I could just try to come up with a quick easy one… “I’m grateful for diet coke” or some shit, and throw it up there so I have something; but if it’s not gonna be meaningful there really is no point. Not that I’m not grateful for diet coke, I am, but what I had really wanted to talk about earlier today was girlfriends. Not any one in particular, my friends are all so special in different ways; as exemplified in my piece from yesterday. But girlfriends as a whole…

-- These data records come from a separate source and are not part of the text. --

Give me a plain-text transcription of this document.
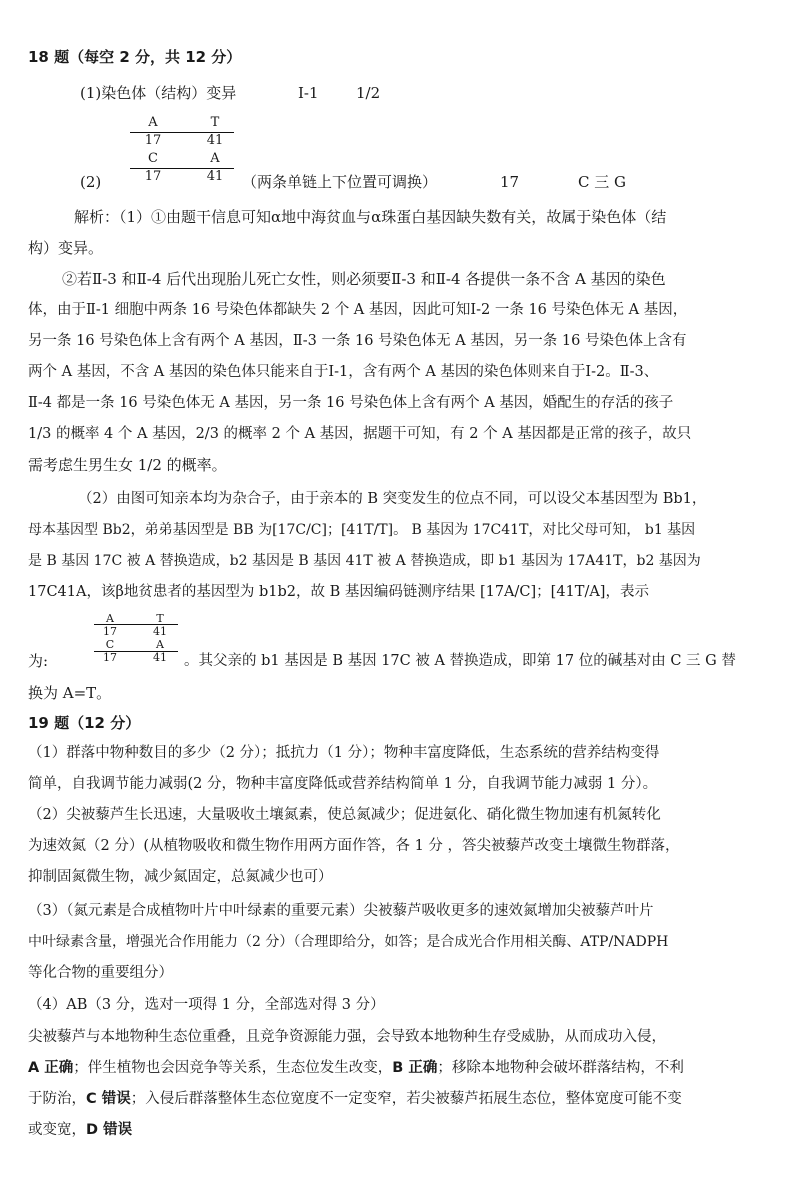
18 题（每空 2 分，共 12 分）
(1)染色体（结构）变异	Ⅰ-1 1/2
A	T
17	41
C	A
17	41
(2)	（两条单链上下位置可调换）	17	C 三 G
解析：（1）①由题干信息可知α地中海贫血与α珠蛋白基因缺失数有关，故属于染色体（结
构）变异。
②若Ⅱ-3 和Ⅱ-4 后代出现胎儿死亡女性，则必须要Ⅱ-3 和Ⅱ-4 各提供一条不含 A 基因的染色
体，由于Ⅱ-1 细胞中两条 16 号染色体都缺失 2 个 A 基因，因此可知Ⅰ-2 一条 16 号染色体无 A 基因，
另一条 16 号染色体上含有两个 A 基因，Ⅱ-3 一条 16 号染色体无 A 基因，另一条 16 号染色体上含有
两个 A 基因，不含 A 基因的染色体只能来自于Ⅰ-1，含有两个 A 基因的染色体则来自于Ⅰ-2。Ⅱ-3、
Ⅱ-4 都是一条 16 号染色体无 A 基因，另一条 16 号染色体上含有两个 A 基因，婚配生的存活的孩子
1/3 的概率 4 个 A 基因，2/3 的概率 2 个 A 基因，据题干可知，有 2 个 A 基因都是正常的孩子，故只
需考虑生男生女 1/2 的概率。
（2）由图可知亲本均为杂合子，由于亲本的 B 突变发生的位点不同，可以设父本基因型为 Bb1，
母本基因型 Bb2，弟弟基因型是 BB 为[17C/C]；[41T/T]。 B 基因为 17C41T，对比父母可知， b1 基因
是 B 基因 17C 被 A 替换造成，b2 基因是 B 基因 41T 被 A 替换造成，即 b1 基因为 17A41T，b2 基因为
17C41A，该β地贫患者的基因型为 b1b2，故 B 基因编码链测序结果 [17A/C]；[41T/A]，表示
A	T
17	41
C	A
17	41
为:	。其父亲的 b1 基因是 B 基因 17C 被 A 替换造成，即第 17 位的碱基对由 C 三 G 替
换为 A=T。
19 题（12 分）
（1）群落中物种数目的多少（2 分）；抵抗力（1 分）；物种丰富度降低，生态系统的营养结构变得
简单，自我调节能力减弱(2 分，物种丰富度降低或营养结构简单 1 分，自我调节能力减弱 1 分）。
（2）尖被藜芦生长迅速，大量吸收土壤氮素，使总氮减少；促进氨化、硝化微生物加速有机氮转化
为速效氮（2 分）(从植物吸收和微生物作用两方面作答，各 1 分 ，答尖被藜芦改变土壤微生物群落，
抑制固氮微生物，减少氮固定，总氮减少也可）
（3）（氮元素是合成植物叶片中叶绿素的重要元素）尖被藜芦吸收更多的速效氮增加尖被藜芦叶片
中叶绿素含量，增强光合作用能力（2 分）（合理即给分，如答；是合成光合作用相关酶、ATP/NADPH
等化合物的重要组分）
（4）AB（3 分，选对一项得 1 分，全部选对得 3 分）
尖被藜芦与本地物种生态位重叠，且竞争资源能力强，会导致本地物种生存受威胁，从而成功入侵，
A 正确；伴生植物也会因竞争等关系，生态位发生改变，B 正确；移除本地物种会破坏群落结构，不利
于防治，C 错误；入侵后群落整体生态位宽度不一定变窄，若尖被藜芦拓展生态位，整体宽度可能不变
或变宽，D 错误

Let me begin by saying this: Girlfriends are one the most valuable and yet under-appreciated commodities we as girls will ever come by. We know we need each other; it’s pretty fucking clear. If you’re a girl, at some point there is gonna be some loser of a guy who’s gonna hurt your feelings and you’re gonna want to throw a tantrum in a bar, get black-out-pee-your-pants-drunk, and send a slew of angry text messages. This, however, is not something one can do one one’s own…. I mean what would be the fun in that? You NEED friends with cameras to take pictures of you sobbing into your corona and then post them on facebook so you can really see how absurd you were for being so upset! But then what happens when that very loser texts at 3AM, how quick are we to leave? We blow off our girlfriends for boyfriends at a moments notice and for what? Are they even grateful? The boys, I mean. Do they not blow US off for each other all the time? Where are our priorities?!?

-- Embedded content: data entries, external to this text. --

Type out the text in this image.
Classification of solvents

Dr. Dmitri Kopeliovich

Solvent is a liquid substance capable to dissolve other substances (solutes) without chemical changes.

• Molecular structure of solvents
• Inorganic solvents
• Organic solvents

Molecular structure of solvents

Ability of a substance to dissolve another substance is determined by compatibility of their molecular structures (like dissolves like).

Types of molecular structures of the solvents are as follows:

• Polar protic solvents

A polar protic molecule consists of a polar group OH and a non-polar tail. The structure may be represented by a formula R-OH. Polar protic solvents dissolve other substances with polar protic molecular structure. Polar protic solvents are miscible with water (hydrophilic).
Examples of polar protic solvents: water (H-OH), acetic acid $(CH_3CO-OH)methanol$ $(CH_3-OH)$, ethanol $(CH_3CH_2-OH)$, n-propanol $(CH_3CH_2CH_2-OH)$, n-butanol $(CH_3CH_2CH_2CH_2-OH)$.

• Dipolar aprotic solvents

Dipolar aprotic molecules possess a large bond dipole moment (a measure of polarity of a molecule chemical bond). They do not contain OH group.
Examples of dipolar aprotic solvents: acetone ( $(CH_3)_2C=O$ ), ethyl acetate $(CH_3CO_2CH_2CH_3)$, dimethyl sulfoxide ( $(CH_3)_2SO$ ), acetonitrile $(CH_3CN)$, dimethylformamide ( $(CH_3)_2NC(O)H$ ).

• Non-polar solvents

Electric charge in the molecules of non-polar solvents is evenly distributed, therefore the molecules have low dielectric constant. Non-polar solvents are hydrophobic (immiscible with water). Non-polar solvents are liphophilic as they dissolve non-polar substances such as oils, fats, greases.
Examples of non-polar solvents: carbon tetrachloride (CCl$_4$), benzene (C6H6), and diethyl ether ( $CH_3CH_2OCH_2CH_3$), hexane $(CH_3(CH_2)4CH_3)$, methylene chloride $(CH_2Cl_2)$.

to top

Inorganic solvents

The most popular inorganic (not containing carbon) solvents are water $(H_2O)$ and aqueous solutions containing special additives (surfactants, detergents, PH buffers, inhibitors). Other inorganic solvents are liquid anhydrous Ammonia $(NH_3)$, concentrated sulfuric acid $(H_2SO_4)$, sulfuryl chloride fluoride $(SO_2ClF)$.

I’m not an expert on psychology or anthropology, but I do have a theory. I think as women we interpret our self-worth to be in direct proportion to what guy wants us. Along with this theory I am of the belief that it’s not our fault; it’s how we’re raised.
Here’s an example:
Look at the way men talk to their sons, “Live your life, your oats, find a nice girl when you’re good and ready.” Take this, vs. the way women talk to their daughters, “Who’s gonna buy the cow….”
I remember having several conversations of this nature with my friend, Jessica in high school. We ended up falling out shortly after graduation which was devastating to me at the time, but looking back makes perfect sense as she was a classic victim of this mentality. She completely defined beauty in terms of what the boys thought. I, on the other hand, couldn’t get a date to save my life at that age, and was therefore forced to develop other measures for my self-worth.
I’m not saying I don’t fall prey to this sort of thing at times, especially in college. I am guilty every aforementioned crime against girlfriends and more; including the one where you badmouth a girl because the guy I wanted preferred her. There’s nothing productive about mistreating and undervaluing each other in this way. We’re not cows!! And even if we were, are there really not enough boys to go around?
I could go on on and on about this but in an effort to introduce some brevity into my writing I’m gonna stop. Besides, I believe my point has been made, has it not? So in conclusion to all of this, I want to let every girl out there who has generously given her time and care to getting through rough shit know that I love you and I’m grateful for you.